Difficulty in turning is a well-known contributor to the risk of falling in older people. One study demonstrated that quality of turning, including mean turn duration, mean peak speed, and mean the number of steps to complete a turn, were was lower in recurrent-fallers compared to non-fallers and single-fallers. Our study demonstrated that turning speed during the ‘off-stage rather than the ‘on’ stage was significantly lower in those patients who had retrospective fallers group. In contrast to LRI in straight walking, LRI in turning walking did not show significant improvement after dopaminergic therapy. We also highlighted the hypothesis that clinical disease severity mediates the relationship between turning speed and the risk of falling in patients with PD.

6. Minor points: Lines 102-103 – I mean kinematic instead of kinetic

Answers: Thanks for your comment. We correct “kinetic” into “kinematic” according to your comment.

7. Table 1 – body mass instead of body weight. Please take more care when revising the draft because some letter/numbers are chopped with the line number.
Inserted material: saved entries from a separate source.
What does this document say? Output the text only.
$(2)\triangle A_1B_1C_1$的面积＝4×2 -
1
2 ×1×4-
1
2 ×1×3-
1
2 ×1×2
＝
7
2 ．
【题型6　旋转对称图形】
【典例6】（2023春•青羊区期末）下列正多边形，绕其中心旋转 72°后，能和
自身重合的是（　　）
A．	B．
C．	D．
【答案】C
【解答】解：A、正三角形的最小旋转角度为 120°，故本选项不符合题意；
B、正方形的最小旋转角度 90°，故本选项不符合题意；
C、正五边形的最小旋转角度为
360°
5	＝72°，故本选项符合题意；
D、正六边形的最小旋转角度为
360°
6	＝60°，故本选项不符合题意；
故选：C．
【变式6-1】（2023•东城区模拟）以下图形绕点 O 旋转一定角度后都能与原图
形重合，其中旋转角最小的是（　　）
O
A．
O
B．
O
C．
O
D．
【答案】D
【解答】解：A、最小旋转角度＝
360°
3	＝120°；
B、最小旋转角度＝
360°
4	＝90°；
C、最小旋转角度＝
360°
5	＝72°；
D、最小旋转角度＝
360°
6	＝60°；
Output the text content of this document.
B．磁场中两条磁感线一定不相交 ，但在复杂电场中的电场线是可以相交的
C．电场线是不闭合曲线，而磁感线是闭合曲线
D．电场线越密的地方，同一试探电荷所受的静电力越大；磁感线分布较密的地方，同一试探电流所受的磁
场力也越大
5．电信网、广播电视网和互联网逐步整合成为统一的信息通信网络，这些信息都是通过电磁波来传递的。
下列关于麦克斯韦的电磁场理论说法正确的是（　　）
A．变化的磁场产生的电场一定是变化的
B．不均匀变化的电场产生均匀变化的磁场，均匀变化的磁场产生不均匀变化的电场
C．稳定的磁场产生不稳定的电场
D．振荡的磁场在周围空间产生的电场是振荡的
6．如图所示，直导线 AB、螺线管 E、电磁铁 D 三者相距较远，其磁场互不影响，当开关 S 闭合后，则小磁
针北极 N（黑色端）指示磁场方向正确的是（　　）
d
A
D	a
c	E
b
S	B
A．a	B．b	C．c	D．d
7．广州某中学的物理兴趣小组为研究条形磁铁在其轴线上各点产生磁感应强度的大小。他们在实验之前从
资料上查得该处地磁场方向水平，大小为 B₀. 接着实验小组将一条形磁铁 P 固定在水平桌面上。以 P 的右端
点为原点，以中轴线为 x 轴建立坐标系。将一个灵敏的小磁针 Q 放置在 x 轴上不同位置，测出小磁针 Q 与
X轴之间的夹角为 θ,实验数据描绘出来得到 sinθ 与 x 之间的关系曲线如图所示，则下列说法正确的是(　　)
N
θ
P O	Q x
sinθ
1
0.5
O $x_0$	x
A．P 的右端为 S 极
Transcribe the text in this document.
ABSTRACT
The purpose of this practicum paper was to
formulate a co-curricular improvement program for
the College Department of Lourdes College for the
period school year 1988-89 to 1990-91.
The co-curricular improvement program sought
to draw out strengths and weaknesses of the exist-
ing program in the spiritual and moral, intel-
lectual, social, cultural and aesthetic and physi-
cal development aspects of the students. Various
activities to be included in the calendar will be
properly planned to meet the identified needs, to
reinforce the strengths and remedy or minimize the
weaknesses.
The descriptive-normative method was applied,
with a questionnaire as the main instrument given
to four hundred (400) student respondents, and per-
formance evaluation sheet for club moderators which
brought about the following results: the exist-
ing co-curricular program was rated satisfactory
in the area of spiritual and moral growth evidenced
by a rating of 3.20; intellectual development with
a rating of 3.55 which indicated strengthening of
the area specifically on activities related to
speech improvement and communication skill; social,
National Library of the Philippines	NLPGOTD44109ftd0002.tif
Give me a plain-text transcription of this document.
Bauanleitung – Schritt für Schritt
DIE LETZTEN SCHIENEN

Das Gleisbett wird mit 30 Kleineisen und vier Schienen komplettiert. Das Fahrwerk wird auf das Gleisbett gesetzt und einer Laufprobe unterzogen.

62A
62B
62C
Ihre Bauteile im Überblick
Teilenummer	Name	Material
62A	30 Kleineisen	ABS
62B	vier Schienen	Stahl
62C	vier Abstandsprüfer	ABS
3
Answers: Thanks for your comment. We correct “body weight” into “body mass” according to your comment.

Author Response File: Author Response.pdf

Round 2

Reviewer 2 Report

The paper improved. I found out some minor points, but these points do not preclude the acceptation of article.

Line 295, 297, 299, 300, elsewhere - walking instead of waking

Perhaps in table 2 consider highlighting the subtitles (on/off phases).

• consider letting s as abbreviation of speed, not sec (table 2, 5 and elsewhere)
• minor minor comment: space before parentheses in table 2 and elsewhere.